Stable isotope probing and Raman spectroscopy for monitoring carbon flow in a food chain and revealing metabolic pathway.

Accurately measuring carbon flows is a challenge for understanding processes such as diverse intracellular metabolic pathways and predator-prey interactions. Combined with stable isotope probing (SIP), single-cell Raman spectroscopy was demonstrated for the first time to link the food chain from carbon substrate to bacterial prey up to predators at the single-cell level in a quantitative and nondestructive manner.

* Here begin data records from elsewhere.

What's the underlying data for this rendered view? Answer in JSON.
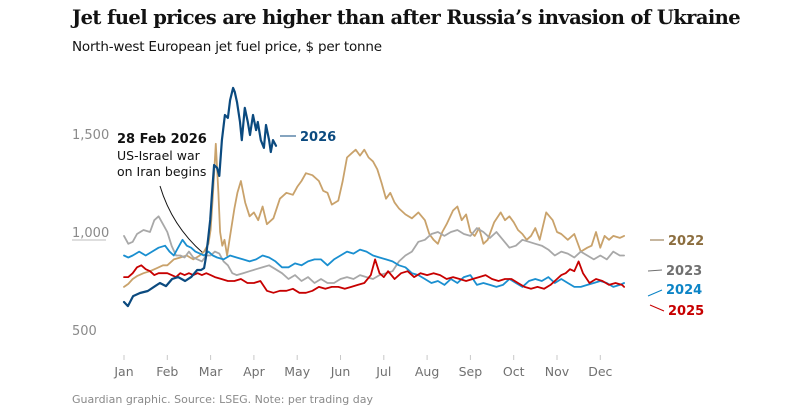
{
  "header": {
    "title": "Jet fuel prices are higher than after Russia’s invasion of Ukraine",
    "subtitle": "North-west European jet fuel price, $ per tonne"
  },
  "footer": {
    "source": "Guardian graphic. Source: LSEG. Note: per trading day"
  },
  "annotation": {
    "date": "28 Feb 2026",
    "line1": "US-Israel war",
    "line2": "on Iran begins"
  },
  "chart_data": {
    "type": "line",
    "title": "Jet fuel prices are higher than after Russia’s invasion of Ukraine",
    "subtitle": "North-west European jet fuel price, $ per tonne",
    "xlabel": "",
    "ylabel": "$ per tonne",
    "x_unit": "months since 1 Jan (0 = Jan, 11 = Dec)",
    "x_ticks": [
      "Jan",
      "Feb",
      "Mar",
      "Apr",
      "May",
      "Jun",
      "Jul",
      "Aug",
      "Sep",
      "Oct",
      "Nov",
      "Dec"
    ],
    "y_ticks": [
      500,
      1000,
      1500
    ],
    "y_tick_labels": [
      "500",
      "1,000",
      "1,500"
    ],
    "ylim": [
      500,
      1800
    ],
    "xlim": [
      0,
      11.7
    ],
    "grid": false,
    "legend": "inline labels at line ends (right)",
    "series": [
      {
        "name": "2022",
        "color": "#c9a26b",
        "label_color": "#8c6e3f",
        "x": [
          0,
          0.1,
          0.2,
          0.3,
          0.45,
          0.6,
          0.75,
          0.9,
          1.0,
          1.15,
          1.3,
          1.45,
          1.6,
          1.75,
          1.85,
          1.95,
          2.0,
          2.05,
          2.12,
          2.18,
          2.22,
          2.27,
          2.32,
          2.38,
          2.45,
          2.55,
          2.62,
          2.7,
          2.8,
          2.9,
          3.0,
          3.1,
          3.2,
          3.3,
          3.45,
          3.6,
          3.75,
          3.9,
          4.0,
          4.1,
          4.2,
          4.35,
          4.5,
          4.6,
          4.7,
          4.8,
          4.95,
          5.05,
          5.15,
          5.25,
          5.35,
          5.45,
          5.55,
          5.65,
          5.75,
          5.85,
          5.95,
          6.05,
          6.15,
          6.25,
          6.35,
          6.5,
          6.65,
          6.8,
          6.95,
          7.05,
          7.15,
          7.25,
          7.35,
          7.45,
          7.6,
          7.7,
          7.8,
          7.9,
          8.0,
          8.1,
          8.2,
          8.3,
          8.4,
          8.55,
          8.7,
          8.8,
          8.9,
          9.0,
          9.1,
          9.2,
          9.3,
          9.4,
          9.5,
          9.6,
          9.75,
          9.9,
          10.0,
          10.1,
          10.25,
          10.4,
          10.55,
          10.7,
          10.8,
          10.9,
          11.0,
          11.1,
          11.2,
          11.3,
          11.45,
          11.55
        ],
        "y": [
          720,
          735,
          760,
          775,
          790,
          800,
          815,
          830,
          830,
          860,
          870,
          880,
          860,
          880,
          900,
          940,
          1010,
          1180,
          1450,
          1200,
          1000,
          930,
          960,
          880,
          980,
          1120,
          1200,
          1260,
          1150,
          1080,
          1100,
          1060,
          1130,
          1040,
          1070,
          1170,
          1200,
          1190,
          1230,
          1260,
          1300,
          1290,
          1260,
          1210,
          1200,
          1140,
          1160,
          1260,
          1380,
          1400,
          1420,
          1390,
          1420,
          1380,
          1360,
          1320,
          1250,
          1170,
          1200,
          1150,
          1120,
          1090,
          1070,
          1100,
          1060,
          990,
          960,
          940,
          1000,
          1040,
          1110,
          1130,
          1060,
          1090,
          1000,
          980,
          1020,
          940,
          960,
          1050,
          1100,
          1060,
          1080,
          1050,
          1010,
          990,
          960,
          980,
          1020,
          960,
          1100,
          1060,
          1000,
          990,
          960,
          990,
          900,
          920,
          930,
          1000,
          920,
          980,
          960,
          980,
          970,
          980
        ]
      },
      {
        "name": "2023",
        "color": "#a8a8a8",
        "label_color": "#707070",
        "x": [
          0,
          0.1,
          0.2,
          0.3,
          0.45,
          0.6,
          0.7,
          0.8,
          0.9,
          1.0,
          1.1,
          1.2,
          1.3,
          1.4,
          1.5,
          1.6,
          1.7,
          1.8,
          1.9,
          2.0,
          2.1,
          2.2,
          2.3,
          2.4,
          2.5,
          2.6,
          2.75,
          2.9,
          3.05,
          3.2,
          3.35,
          3.5,
          3.65,
          3.8,
          3.95,
          4.1,
          4.25,
          4.4,
          4.55,
          4.7,
          4.85,
          5.0,
          5.15,
          5.3,
          5.45,
          5.6,
          5.75,
          5.9,
          6.05,
          6.2,
          6.35,
          6.5,
          6.65,
          6.8,
          6.95,
          7.1,
          7.25,
          7.4,
          7.55,
          7.7,
          7.85,
          8.0,
          8.15,
          8.3,
          8.45,
          8.6,
          8.75,
          8.9,
          9.05,
          9.2,
          9.35,
          9.5,
          9.65,
          9.8,
          9.95,
          10.1,
          10.25,
          10.4,
          10.55,
          10.7,
          10.85,
          11.0,
          11.15,
          11.3,
          11.45,
          11.55
        ],
        "y": [
          980,
          940,
          950,
          990,
          1010,
          1000,
          1060,
          1080,
          1040,
          1000,
          930,
          880,
          880,
          870,
          900,
          870,
          860,
          850,
          880,
          880,
          900,
          890,
          850,
          830,
          790,
          780,
          790,
          800,
          810,
          820,
          830,
          810,
          790,
          760,
          780,
          750,
          770,
          740,
          760,
          740,
          740,
          760,
          770,
          760,
          780,
          770,
          760,
          780,
          790,
          800,
          850,
          880,
          900,
          950,
          960,
          990,
          1000,
          980,
          1000,
          1010,
          990,
          980,
          1020,
          1000,
          970,
          1000,
          960,
          920,
          930,
          960,
          950,
          940,
          930,
          910,
          880,
          900,
          890,
          870,
          900,
          880,
          860,
          880,
          860,
          900,
          880,
          880
        ]
      },
      {
        "name": "2024",
        "color": "#1a8fd0",
        "label_color": "#0c84c6",
        "x": [
          0,
          0.1,
          0.2,
          0.35,
          0.5,
          0.65,
          0.8,
          0.95,
          1.05,
          1.15,
          1.25,
          1.35,
          1.45,
          1.55,
          1.65,
          1.75,
          1.85,
          1.95,
          2.05,
          2.15,
          2.3,
          2.45,
          2.6,
          2.75,
          2.9,
          3.05,
          3.2,
          3.35,
          3.5,
          3.65,
          3.8,
          3.95,
          4.1,
          4.25,
          4.4,
          4.55,
          4.7,
          4.85,
          5.0,
          5.15,
          5.3,
          5.45,
          5.6,
          5.75,
          5.9,
          6.05,
          6.2,
          6.35,
          6.5,
          6.65,
          6.8,
          6.95,
          7.1,
          7.25,
          7.4,
          7.55,
          7.7,
          7.85,
          8.0,
          8.15,
          8.3,
          8.45,
          8.6,
          8.75,
          8.9,
          9.05,
          9.2,
          9.35,
          9.5,
          9.65,
          9.8,
          9.95,
          10.1,
          10.25,
          10.4,
          10.55,
          10.7,
          10.85,
          11.0,
          11.15,
          11.3,
          11.45,
          11.55
        ],
        "y": [
          880,
          870,
          880,
          900,
          880,
          900,
          920,
          930,
          900,
          880,
          920,
          960,
          930,
          920,
          900,
          890,
          880,
          900,
          880,
          870,
          860,
          880,
          870,
          860,
          850,
          860,
          880,
          870,
          850,
          820,
          820,
          840,
          830,
          850,
          860,
          860,
          830,
          860,
          880,
          900,
          890,
          910,
          900,
          880,
          870,
          860,
          850,
          830,
          820,
          790,
          780,
          760,
          740,
          750,
          730,
          760,
          740,
          770,
          780,
          730,
          740,
          730,
          720,
          730,
          760,
          740,
          720,
          750,
          760,
          750,
          770,
          740,
          760,
          740,
          720,
          720,
          730,
          740,
          750,
          740,
          720,
          730,
          740
        ]
      },
      {
        "name": "2025",
        "color": "#c70000",
        "label_color": "#c70000",
        "x": [
          0,
          0.1,
          0.2,
          0.3,
          0.4,
          0.5,
          0.6,
          0.7,
          0.8,
          0.9,
          1.0,
          1.1,
          1.2,
          1.3,
          1.4,
          1.5,
          1.6,
          1.7,
          1.8,
          1.9,
          2.0,
          2.1,
          2.25,
          2.4,
          2.55,
          2.7,
          2.85,
          3.0,
          3.15,
          3.3,
          3.45,
          3.6,
          3.75,
          3.9,
          4.05,
          4.2,
          4.35,
          4.5,
          4.65,
          4.8,
          4.95,
          5.1,
          5.25,
          5.4,
          5.55,
          5.7,
          5.8,
          5.9,
          6.0,
          6.1,
          6.25,
          6.4,
          6.55,
          6.7,
          6.85,
          7.0,
          7.15,
          7.3,
          7.45,
          7.6,
          7.75,
          7.9,
          8.05,
          8.2,
          8.35,
          8.5,
          8.65,
          8.8,
          8.95,
          9.1,
          9.25,
          9.4,
          9.55,
          9.7,
          9.85,
          10.0,
          10.1,
          10.2,
          10.3,
          10.4,
          10.5,
          10.6,
          10.75,
          10.9,
          11.05,
          11.2,
          11.35,
          11.5,
          11.55
        ],
        "y": [
          770,
          770,
          790,
          820,
          830,
          810,
          800,
          780,
          790,
          790,
          790,
          780,
          770,
          790,
          780,
          790,
          780,
          790,
          780,
          790,
          780,
          770,
          760,
          750,
          750,
          760,
          740,
          740,
          750,
          700,
          690,
          700,
          700,
          710,
          690,
          690,
          700,
          720,
          710,
          720,
          720,
          710,
          720,
          730,
          740,
          780,
          860,
          790,
          770,
          800,
          760,
          790,
          800,
          770,
          790,
          780,
          790,
          780,
          760,
          770,
          760,
          750,
          760,
          770,
          780,
          760,
          750,
          760,
          760,
          740,
          720,
          710,
          720,
          710,
          730,
          760,
          780,
          790,
          810,
          800,
          850,
          790,
          740,
          760,
          750,
          730,
          740,
          730,
          720
        ]
      },
      {
        "name": "2026",
        "color": "#0b4a7f",
        "label_color": "#0b4a7f",
        "x": [
          0,
          0.09,
          0.21,
          0.37,
          0.55,
          0.72,
          0.83,
          0.97,
          1.11,
          1.25,
          1.41,
          1.55,
          1.69,
          1.78,
          1.85,
          1.89,
          1.94,
          1.99,
          2.03,
          2.08,
          2.15,
          2.2,
          2.26,
          2.33,
          2.4,
          2.45,
          2.52,
          2.56,
          2.61,
          2.68,
          2.72,
          2.79,
          2.86,
          2.91,
          2.98,
          3.05,
          3.09,
          3.16,
          3.23,
          3.28,
          3.35,
          3.39,
          3.44,
          3.51
        ],
        "y": [
          643,
          622,
          673,
          689,
          699,
          724,
          740,
          724,
          760,
          770,
          750,
          770,
          806,
          806,
          816,
          867,
          959,
          1061,
          1189,
          1342,
          1327,
          1286,
          1469,
          1597,
          1582,
          1673,
          1735,
          1714,
          1663,
          1561,
          1469,
          1633,
          1561,
          1495,
          1597,
          1520,
          1561,
          1469,
          1429,
          1546,
          1469,
          1408,
          1469,
          1440
        ]
      }
    ],
    "annotations": [
      {
        "x": 1.9,
        "target": "2026",
        "text": "28 Feb 2026 — US-Israel war on Iran begins"
      }
    ]
  }
}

Escherichia coli OP50 with different (13)C content, which were grown in a mixture of (12)C- and fully carbon-labeled (13)C-glucose (99%) as a sole carbon source, were fed to the nematode. The (13)C signal in Caenorhabditis elegans was proportional to the (13)C content in E. coli. Two Raman spectral biomarkers (Raman bands for phenylalanine at 1001 cm(-1) and thymine at 747 cm(-1) Raman bands), were used to quantify the (13)C content in E. coli and C. elegans over a range of 1.1-99%. The phenylalanine Raman band was a suitable biomarker for prokaryotic cells and thymine Raman band for eukaryotic cells. A biochemical mechanism accounting for the Raman red shifts of phenylalanine and thymine in response to (13)C-labeling is proposed in this study and is supported by quantum chemical calculation. This study offers new insights of carbon flow via the food chain and provides a research tool for microbial ecology and investigation of biochemical pathways.